Hier hat die Initiative Heute gleich 20 zusätzliche Ja stimmen bekommen. 2 Kollegen, nein eigentlich keine Kollegen sondern Vollpfosten haben heute Nachmittag bei Erntewetter links und rechts des Dorfes Gülle ausgebracht, mit Prallteller auf Grünland und Gerstenstoppel. Natürlich ohne Einarbeitung.
Das muss so wirklich nicht sein.
Ich bin auch kein Befürworter der Initiative, aber ich verstehe nicht warum die grosse Masse der Landwirte schlichtweg nicht fähig ist ihr tun einmal zu hinterfragen, und stattdessen alles dem SBV und der Chemielobby nachplappert. Gerade der SBV versagt auf ganzer Linie indem er wissentlich die Trinkwasserverunreiniger  in den eigenen reihen in Schutz nimmt.
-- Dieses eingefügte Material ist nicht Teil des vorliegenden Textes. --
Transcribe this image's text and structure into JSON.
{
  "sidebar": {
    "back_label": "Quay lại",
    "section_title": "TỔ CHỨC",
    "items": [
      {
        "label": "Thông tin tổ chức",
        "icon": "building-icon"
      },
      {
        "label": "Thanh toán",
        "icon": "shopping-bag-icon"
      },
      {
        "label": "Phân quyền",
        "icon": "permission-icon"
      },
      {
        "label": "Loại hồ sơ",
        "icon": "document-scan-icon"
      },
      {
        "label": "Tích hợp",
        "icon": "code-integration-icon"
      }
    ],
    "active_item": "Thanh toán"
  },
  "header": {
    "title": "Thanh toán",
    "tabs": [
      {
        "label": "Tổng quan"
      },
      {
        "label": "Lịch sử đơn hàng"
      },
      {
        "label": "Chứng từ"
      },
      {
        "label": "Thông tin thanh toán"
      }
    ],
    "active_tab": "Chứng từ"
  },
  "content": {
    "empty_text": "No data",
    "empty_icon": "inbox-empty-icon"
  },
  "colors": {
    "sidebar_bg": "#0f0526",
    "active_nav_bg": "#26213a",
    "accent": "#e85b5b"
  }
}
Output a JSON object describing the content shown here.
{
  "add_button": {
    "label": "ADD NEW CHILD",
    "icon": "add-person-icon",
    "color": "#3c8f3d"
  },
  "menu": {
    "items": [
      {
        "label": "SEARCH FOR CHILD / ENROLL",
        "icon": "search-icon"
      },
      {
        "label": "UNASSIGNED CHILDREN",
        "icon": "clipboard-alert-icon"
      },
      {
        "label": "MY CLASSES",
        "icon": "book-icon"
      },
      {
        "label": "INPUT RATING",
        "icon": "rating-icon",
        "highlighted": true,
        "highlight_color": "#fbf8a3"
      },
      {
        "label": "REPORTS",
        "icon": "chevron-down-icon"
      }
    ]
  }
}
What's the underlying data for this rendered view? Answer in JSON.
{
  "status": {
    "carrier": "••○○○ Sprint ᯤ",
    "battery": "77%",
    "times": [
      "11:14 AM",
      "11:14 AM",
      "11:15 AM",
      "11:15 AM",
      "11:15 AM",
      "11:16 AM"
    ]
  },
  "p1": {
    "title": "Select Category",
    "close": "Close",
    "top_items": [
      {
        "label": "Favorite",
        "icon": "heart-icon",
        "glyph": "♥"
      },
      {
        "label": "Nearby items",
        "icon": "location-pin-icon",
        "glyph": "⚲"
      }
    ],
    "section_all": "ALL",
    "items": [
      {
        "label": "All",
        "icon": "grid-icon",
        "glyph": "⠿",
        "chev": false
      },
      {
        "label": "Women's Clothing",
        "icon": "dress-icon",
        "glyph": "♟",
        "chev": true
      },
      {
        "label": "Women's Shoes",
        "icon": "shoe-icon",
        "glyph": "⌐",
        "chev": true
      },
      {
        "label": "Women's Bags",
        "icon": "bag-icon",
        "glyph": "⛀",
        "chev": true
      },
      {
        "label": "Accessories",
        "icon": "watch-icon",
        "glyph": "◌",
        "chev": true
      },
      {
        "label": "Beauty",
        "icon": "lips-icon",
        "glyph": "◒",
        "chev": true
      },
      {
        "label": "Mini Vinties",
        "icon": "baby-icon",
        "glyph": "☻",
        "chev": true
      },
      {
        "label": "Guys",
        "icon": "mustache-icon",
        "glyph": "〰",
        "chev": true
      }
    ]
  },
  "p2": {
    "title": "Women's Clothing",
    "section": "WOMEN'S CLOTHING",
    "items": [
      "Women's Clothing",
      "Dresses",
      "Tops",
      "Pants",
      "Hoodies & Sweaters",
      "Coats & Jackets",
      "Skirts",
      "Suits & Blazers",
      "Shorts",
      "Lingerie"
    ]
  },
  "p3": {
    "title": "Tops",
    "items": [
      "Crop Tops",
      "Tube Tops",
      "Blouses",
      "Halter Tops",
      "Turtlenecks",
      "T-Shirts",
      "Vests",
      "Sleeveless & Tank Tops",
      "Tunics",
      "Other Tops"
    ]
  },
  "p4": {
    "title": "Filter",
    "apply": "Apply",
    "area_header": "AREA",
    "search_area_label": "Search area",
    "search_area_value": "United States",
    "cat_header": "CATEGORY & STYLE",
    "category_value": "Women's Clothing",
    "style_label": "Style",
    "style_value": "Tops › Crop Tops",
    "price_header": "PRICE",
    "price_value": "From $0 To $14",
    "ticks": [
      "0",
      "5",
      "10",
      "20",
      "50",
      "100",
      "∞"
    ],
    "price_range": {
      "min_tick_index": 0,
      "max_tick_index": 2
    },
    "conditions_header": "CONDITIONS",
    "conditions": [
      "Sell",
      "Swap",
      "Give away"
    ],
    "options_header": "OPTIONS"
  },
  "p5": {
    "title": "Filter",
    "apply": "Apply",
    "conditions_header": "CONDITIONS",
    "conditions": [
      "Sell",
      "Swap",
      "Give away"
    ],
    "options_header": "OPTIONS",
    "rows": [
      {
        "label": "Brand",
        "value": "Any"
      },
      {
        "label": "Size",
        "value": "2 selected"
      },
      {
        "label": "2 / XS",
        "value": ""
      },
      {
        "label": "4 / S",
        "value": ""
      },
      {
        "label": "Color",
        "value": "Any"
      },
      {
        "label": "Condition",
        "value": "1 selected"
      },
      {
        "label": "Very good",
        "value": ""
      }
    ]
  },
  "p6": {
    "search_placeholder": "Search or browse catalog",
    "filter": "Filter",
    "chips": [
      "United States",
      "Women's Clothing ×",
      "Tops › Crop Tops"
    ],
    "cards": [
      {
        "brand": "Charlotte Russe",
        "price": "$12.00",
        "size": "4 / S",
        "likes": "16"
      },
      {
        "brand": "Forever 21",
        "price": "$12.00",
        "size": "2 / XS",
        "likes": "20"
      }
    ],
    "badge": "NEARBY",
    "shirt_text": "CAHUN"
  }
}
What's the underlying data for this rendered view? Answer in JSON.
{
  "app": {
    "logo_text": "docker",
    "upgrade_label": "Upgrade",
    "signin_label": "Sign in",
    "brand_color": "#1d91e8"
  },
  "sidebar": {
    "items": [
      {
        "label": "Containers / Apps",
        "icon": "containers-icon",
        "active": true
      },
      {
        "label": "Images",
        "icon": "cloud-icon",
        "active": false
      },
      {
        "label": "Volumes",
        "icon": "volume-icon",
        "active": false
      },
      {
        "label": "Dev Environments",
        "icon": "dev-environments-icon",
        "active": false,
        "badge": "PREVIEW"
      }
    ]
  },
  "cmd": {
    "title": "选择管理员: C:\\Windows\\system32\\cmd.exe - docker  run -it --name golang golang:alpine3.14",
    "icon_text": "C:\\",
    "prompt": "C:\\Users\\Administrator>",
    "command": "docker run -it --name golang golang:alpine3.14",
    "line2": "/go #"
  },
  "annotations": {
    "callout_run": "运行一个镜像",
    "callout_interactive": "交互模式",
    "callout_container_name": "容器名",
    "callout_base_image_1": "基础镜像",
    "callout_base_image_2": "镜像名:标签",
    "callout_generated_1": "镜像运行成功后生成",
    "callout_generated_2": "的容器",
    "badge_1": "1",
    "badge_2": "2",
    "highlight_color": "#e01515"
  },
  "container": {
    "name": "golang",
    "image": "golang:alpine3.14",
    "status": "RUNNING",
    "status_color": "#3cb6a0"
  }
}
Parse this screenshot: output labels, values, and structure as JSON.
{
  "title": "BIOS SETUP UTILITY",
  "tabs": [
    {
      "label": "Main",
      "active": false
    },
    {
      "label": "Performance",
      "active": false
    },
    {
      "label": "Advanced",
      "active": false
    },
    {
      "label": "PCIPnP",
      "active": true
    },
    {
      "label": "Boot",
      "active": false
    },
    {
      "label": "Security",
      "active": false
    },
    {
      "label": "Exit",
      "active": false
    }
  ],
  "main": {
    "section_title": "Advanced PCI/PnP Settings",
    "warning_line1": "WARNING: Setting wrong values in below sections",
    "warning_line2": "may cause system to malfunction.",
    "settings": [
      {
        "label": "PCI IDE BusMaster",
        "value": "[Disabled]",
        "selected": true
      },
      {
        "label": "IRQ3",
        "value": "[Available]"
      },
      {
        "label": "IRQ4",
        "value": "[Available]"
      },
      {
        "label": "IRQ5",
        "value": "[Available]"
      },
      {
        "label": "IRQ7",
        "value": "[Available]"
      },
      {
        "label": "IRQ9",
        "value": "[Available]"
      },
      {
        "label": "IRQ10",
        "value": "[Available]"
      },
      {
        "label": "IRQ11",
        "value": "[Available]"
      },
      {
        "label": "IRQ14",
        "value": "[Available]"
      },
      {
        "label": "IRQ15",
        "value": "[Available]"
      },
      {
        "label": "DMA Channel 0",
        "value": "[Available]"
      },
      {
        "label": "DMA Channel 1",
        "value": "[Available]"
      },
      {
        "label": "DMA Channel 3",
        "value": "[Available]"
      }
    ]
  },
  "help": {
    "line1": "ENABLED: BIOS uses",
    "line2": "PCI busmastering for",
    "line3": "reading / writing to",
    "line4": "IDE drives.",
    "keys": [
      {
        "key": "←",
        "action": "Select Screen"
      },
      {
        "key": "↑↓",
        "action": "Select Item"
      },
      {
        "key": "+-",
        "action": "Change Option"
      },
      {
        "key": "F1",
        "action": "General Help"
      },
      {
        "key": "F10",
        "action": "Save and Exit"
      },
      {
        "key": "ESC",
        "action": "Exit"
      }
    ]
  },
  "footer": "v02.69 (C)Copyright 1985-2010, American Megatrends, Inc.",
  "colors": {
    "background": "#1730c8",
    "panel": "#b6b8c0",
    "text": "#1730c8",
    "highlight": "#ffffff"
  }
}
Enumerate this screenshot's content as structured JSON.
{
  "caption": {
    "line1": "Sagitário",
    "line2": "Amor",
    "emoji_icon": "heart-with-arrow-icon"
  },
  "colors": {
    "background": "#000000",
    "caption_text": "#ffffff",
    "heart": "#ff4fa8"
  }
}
Ich war an so einer Veranstaltung mit Frau Herren, es stimmt, sie ist eine Marionette und hat keine Ahnung von allen zusammenhängen. Ich erinnere mich an 2 Folien die sie aufgelegt hat, sie war nicht fähig die Schlüsse richtig zu interpretieren.
Der Bauernverband übrigens auch nicht. Doch der Bauernverband hätte ihr mit ganz wenig Zugeständnissen den Wind total aus den Segeln nehmen können.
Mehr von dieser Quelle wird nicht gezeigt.